Auch die dritte Diskussionsrunde war hochkarätig besetzt: Der erste Vorsitzende der IG Metall Jörg Hofmann, Christian Maertin, Head of Corporate Communications der Bayer AG, Ulrich Reitz, Ressortleiter Wirtschaft n-tv sowie Recherchejournalist und Autor Günter Wallraff diskutierten in dem von Sina Fröhndrich (DLF-Wirtschaftsredaktion) moderierten Gespräch über das Thema „Mehr als Dax und Bilanzen? Wirtschaftsjournalismus in Deutschland“. Wie dieser von Journalistinnen und Journalisten umgesetzt wird und wen er in Deutschland erreicht, darüber war man sich in der Runde uneins. Unter anderem wurde das ungenutzte Themenpotenzial dieses Ressorts thematisiert, das über Börsen- oder Produktthemen hinaus etwa auch Arbeitnehmerfragen umfasse.

Nach diesen drei vor allem von den Gesprächsteilnehmer/innen gestalteten Runden war es Zeit, die DLF-Hörer/innen außerhalb des Kammermusiksaals zu Wort kommen zu lassen. Diese waren vorab dazu aufgerufen worden, sich im Rahmen der Sendung mediasres zum Programm des DLF zu äußern – eine Art „Leserbrief-Sendung“, wie mediasres-Moderator Andreas Stopp es formuliert hatte.

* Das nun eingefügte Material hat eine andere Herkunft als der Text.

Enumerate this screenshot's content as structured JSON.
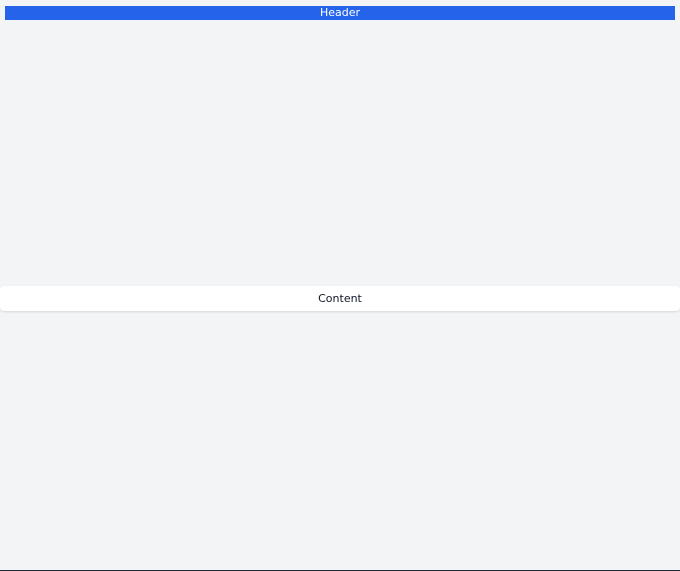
{
  "header": {
    "label": "Header",
    "color": "#2563eb"
  },
  "content": {
    "label": "Content"
  },
  "colors": {
    "background": "#f3f4f6",
    "card": "#ffffff"
  }
}
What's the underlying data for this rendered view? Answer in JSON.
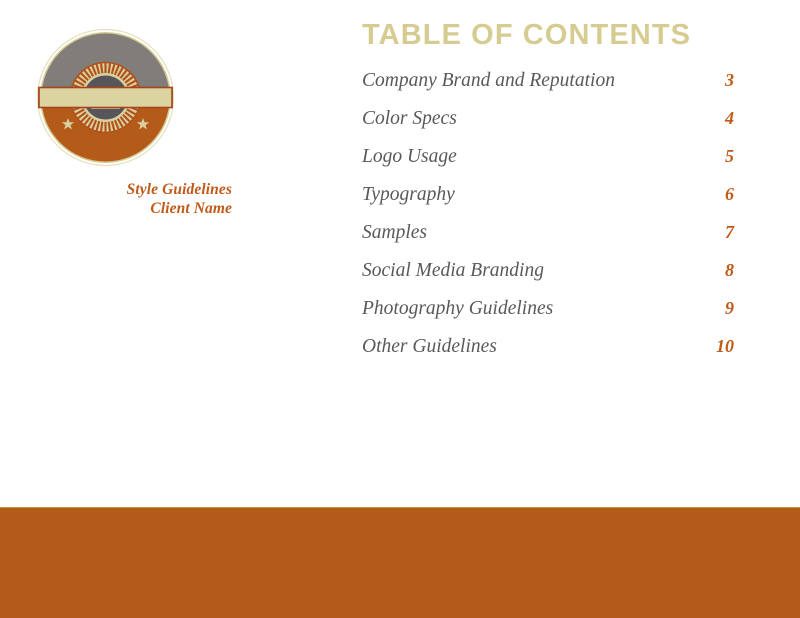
{
  "document": {
    "type": "style-guide-table-of-contents-page"
  },
  "logo": {
    "icon_name": "open-book-badge-logo",
    "emblem_icon": "open-book-icon",
    "star_icon": "star-icon",
    "ribbon_name": "banner-ribbon",
    "colors": {
      "ring_gold": "#D4CB92",
      "top_half_gray": "#807D7A",
      "bottom_half_rust": "#B55B1A",
      "sunburst_rays": "#B0521A",
      "sunburst_base": "#D9CFA0",
      "inner_disc_gray": "#58555A",
      "book_cream": "#EFE6C6",
      "ribbon_fill": "#DCD4A0",
      "ribbon_outline": "#A4451A",
      "star_gold": "#D9CFA0"
    }
  },
  "brand": {
    "line1": "Style Guidelines",
    "line2": "Client Name",
    "color": "#C05A18"
  },
  "toc": {
    "title": "TABLE OF CONTENTS",
    "title_color": "#D6CC91",
    "label_color": "#58595B",
    "page_color": "#C05A18",
    "entries": [
      {
        "label": "Company Brand and Reputation",
        "page": "3"
      },
      {
        "label": "Color Specs",
        "page": "4"
      },
      {
        "label": "Logo Usage",
        "page": "5"
      },
      {
        "label": "Typography",
        "page": "6"
      },
      {
        "label": "Samples",
        "page": "7"
      },
      {
        "label": "Social Media Branding",
        "page": "8"
      },
      {
        "label": "Photography Guidelines",
        "page": "9"
      },
      {
        "label": "Other Guidelines",
        "page": "10"
      }
    ]
  },
  "footer": {
    "band_color": "#B55B1A",
    "rule_color": "#C98F4D"
  }
}
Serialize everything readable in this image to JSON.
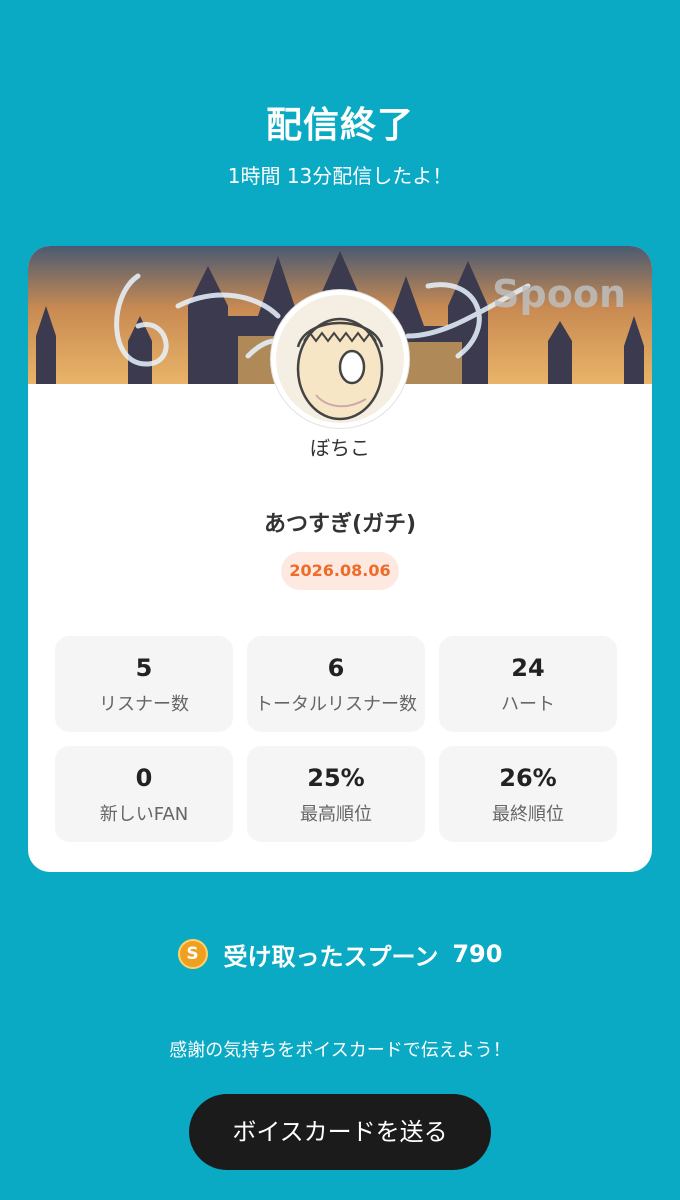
{
  "header": {
    "title": "配信終了",
    "subtitle": "1時間 13分配信したよ！"
  },
  "card": {
    "banner_watermark": "Spoon",
    "username": "ぼちこ",
    "live_title": "あつすぎ(ガチ)",
    "date": "2026.08.06",
    "stats": [
      {
        "value": "5",
        "label": "リスナー数"
      },
      {
        "value": "6",
        "label": "トータルリスナー数"
      },
      {
        "value": "24",
        "label": "ハート"
      },
      {
        "value": "0",
        "label": "新しいFAN"
      },
      {
        "value": "25%",
        "label": "最高順位"
      },
      {
        "value": "26%",
        "label": "最終順位"
      }
    ]
  },
  "spoons": {
    "icon": "spoon-coin-icon",
    "coin_letter": "S",
    "label": "受け取ったスプーン",
    "count": "790"
  },
  "footer": {
    "thanks_text": "感謝の気持ちをボイスカードで伝えよう！",
    "button_label": "ボイスカードを送る"
  },
  "colors": {
    "background": "#0aa9c4",
    "accent_orange": "#f06a2a",
    "button_dark": "#1b1b1b"
  }
}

Einen weiteren spannenden Programmpunkt stellte die Vorstellung des internationalen Projekts „lie detectors“ dar, mit dem Aufklärungsarbeit zu „Fake news“ an Schulen geleistet wird.

Letzter Höhepunkt der Veranstaltung war die Verleihung des Günter-Wallraff-Preises für Journalismuskritik, moderiert von der HMKW-Absolvierenden und INA-Mitglied Marlene Nunnendorf. Zunächst sprach sie mit dem deutsch-türkischen Journalisten Osman Okkan, der stellvertretend für den Preisträger des vergangenen Jahres Ahmet Şik über die aktuelle Situation für Journalistinnen und Journalisten in der Türkei sprach. Bevor der Hauptpreis überreicht wurde, wurden drei lobende Erwähnungen ausgesprochen: für den Dokumentarfilm „Truth Detectives“ von Regisseurin Anja Reiß, die Reportage-Reihe „Acht Häftlinge“ von Alexander Krützfeld und Eva Achinger sowie die Reportage über das größte Flüchtlingslager der Welt Dadaab (Kenia) von Miriam Keilbach (Frankfurter Rundschau).

Der mit 5.000 Euro dotierte Hauptpreis, den die Mediengruppe RTL stiftet, ging in diesem Jahr an das Online-Nachrichtenportal netzpolitik.org. Gründer und Chefredakteur Markus Beckedahl, der sich gleichzeitig als Aktivist und Journalist sieht, nahm den Preis von Laudatorin Birgit Wentzien (DLF-Chefredakteurin) entgegen und sprach mit Günter Wallraff und Marlene Nunnendorf über seine Arbeit.

Wir gratulieren herzlich und freuen uns auf die nächste spannende Veranstaltung – den „Jahres-TÜV für das Infogeschäft“, wie der DLF das Forum für Journalismuskritik umschreibt!